グーグルクラウドの製品VPであるマイケル・ガーステンハーバー氏は、同社の企業向けAIプラットフォーム「Vertex AI」に関する業務を主に担当しており、AIモデルの実際の活用状況と、エージェントAIの潜在能力を引き出すために必要なことを高い視点から見ています。彼は、AIモデルが3つのフロンティア、すなわち純粋な知能、応答時間、そして大規模で予測不可能なスケールで運用する際のコストに挑んでいると発表しました。
ガーステンハーバー氏は、AI業界での経験について、「2年前からAIに関わっており、Anthropicで1年半、グーグルでは約半年です。私はVertex AIを運営しており、エンジニアが独自のアプリケーションを構築できるよう支援しています」と述べています。彼の顧客は主にエンジニアで、エージェントパターンや世界で最も賢いモデルの推論にアクセスしたいと考えています。
グーグルを選んだ理由について、ガーステンハーバー氏は、「グーグルは、インターフェースからインフラ層まで一貫して持っている点で世界的にユニークです。データセンターを構築し、電力を購入し、発電所を建設することができます。独自のチップやモデル、推論層、エージェント層を持ち、APIやエージェントエンジンを通じてコンプライアンスとガバナンスを確保しています」と述べています。

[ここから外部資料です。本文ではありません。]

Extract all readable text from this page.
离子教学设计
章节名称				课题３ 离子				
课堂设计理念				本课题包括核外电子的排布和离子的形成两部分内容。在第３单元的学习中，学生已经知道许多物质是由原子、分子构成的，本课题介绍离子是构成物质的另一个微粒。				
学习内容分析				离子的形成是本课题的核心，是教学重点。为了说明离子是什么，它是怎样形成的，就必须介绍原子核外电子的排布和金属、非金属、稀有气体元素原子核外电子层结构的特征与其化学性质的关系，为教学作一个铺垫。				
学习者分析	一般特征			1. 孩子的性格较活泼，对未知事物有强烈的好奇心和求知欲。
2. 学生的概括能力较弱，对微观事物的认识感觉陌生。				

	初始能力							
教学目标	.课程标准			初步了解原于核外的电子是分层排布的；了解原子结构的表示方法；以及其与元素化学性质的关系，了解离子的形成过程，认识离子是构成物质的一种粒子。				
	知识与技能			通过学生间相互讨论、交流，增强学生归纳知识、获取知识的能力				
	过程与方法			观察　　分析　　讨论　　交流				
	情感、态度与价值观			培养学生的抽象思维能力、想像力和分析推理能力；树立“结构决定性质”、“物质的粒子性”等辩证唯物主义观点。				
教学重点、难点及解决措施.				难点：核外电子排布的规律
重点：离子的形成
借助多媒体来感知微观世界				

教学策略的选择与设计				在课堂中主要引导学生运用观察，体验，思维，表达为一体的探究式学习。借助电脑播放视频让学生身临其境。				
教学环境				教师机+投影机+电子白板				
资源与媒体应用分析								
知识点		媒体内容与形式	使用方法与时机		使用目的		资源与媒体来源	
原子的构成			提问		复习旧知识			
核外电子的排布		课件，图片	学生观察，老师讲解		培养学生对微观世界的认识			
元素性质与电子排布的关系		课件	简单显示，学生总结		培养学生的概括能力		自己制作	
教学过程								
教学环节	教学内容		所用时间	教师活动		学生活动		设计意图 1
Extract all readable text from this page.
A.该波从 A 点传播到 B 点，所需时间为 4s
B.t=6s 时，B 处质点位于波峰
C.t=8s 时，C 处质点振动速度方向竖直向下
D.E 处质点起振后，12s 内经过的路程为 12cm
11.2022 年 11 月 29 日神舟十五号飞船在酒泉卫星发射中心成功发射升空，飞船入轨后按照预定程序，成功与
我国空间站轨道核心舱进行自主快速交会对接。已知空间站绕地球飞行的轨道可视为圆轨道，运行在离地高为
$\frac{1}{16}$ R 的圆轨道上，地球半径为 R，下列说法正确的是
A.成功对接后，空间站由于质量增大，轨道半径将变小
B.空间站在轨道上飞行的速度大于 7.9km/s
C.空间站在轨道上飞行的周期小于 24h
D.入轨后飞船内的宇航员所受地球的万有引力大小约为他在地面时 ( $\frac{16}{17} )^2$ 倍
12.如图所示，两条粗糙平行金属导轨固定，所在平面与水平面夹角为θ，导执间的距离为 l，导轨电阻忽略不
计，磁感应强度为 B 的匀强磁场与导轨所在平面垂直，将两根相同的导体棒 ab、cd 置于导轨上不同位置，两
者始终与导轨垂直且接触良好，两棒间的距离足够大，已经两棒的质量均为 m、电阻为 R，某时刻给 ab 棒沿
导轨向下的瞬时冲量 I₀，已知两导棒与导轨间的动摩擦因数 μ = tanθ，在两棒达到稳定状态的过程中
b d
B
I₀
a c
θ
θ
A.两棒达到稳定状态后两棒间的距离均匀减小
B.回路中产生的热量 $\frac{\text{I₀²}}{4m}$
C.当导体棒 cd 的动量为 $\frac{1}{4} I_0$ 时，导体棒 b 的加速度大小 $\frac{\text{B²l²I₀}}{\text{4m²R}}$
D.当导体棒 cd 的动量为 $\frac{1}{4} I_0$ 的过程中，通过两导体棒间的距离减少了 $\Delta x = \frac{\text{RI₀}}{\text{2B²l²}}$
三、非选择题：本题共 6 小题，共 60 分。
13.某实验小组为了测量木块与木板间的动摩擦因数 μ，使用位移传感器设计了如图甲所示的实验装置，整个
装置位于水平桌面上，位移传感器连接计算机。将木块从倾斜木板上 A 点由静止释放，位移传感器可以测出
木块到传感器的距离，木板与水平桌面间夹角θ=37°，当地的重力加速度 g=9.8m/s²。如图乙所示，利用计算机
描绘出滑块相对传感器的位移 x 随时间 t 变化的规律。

AIモデルの能力について、ガーステンハーバー氏は、「3つの境界があります。Gemini Proのようなモデルは純粋な知能に調整されています。次に、応答時間の境界です。顧客サポートでは、迅速な応答が求められます。最後に、コストを考慮した大規模展開の境界があります」と述べています。
エージェントシステムの普及が遅れている理由について、ガーステンハーバー氏は、「この技術は基本的に2年しか経っておらず、まだインフラが不足しています。エージェントの動作を監査するパターンや、データへの権限付与のパターンがありません」と述べています。また、ソフトウェアエンジニアリングでは、開発環境が整っているため、特に迅速に進展しているとしています。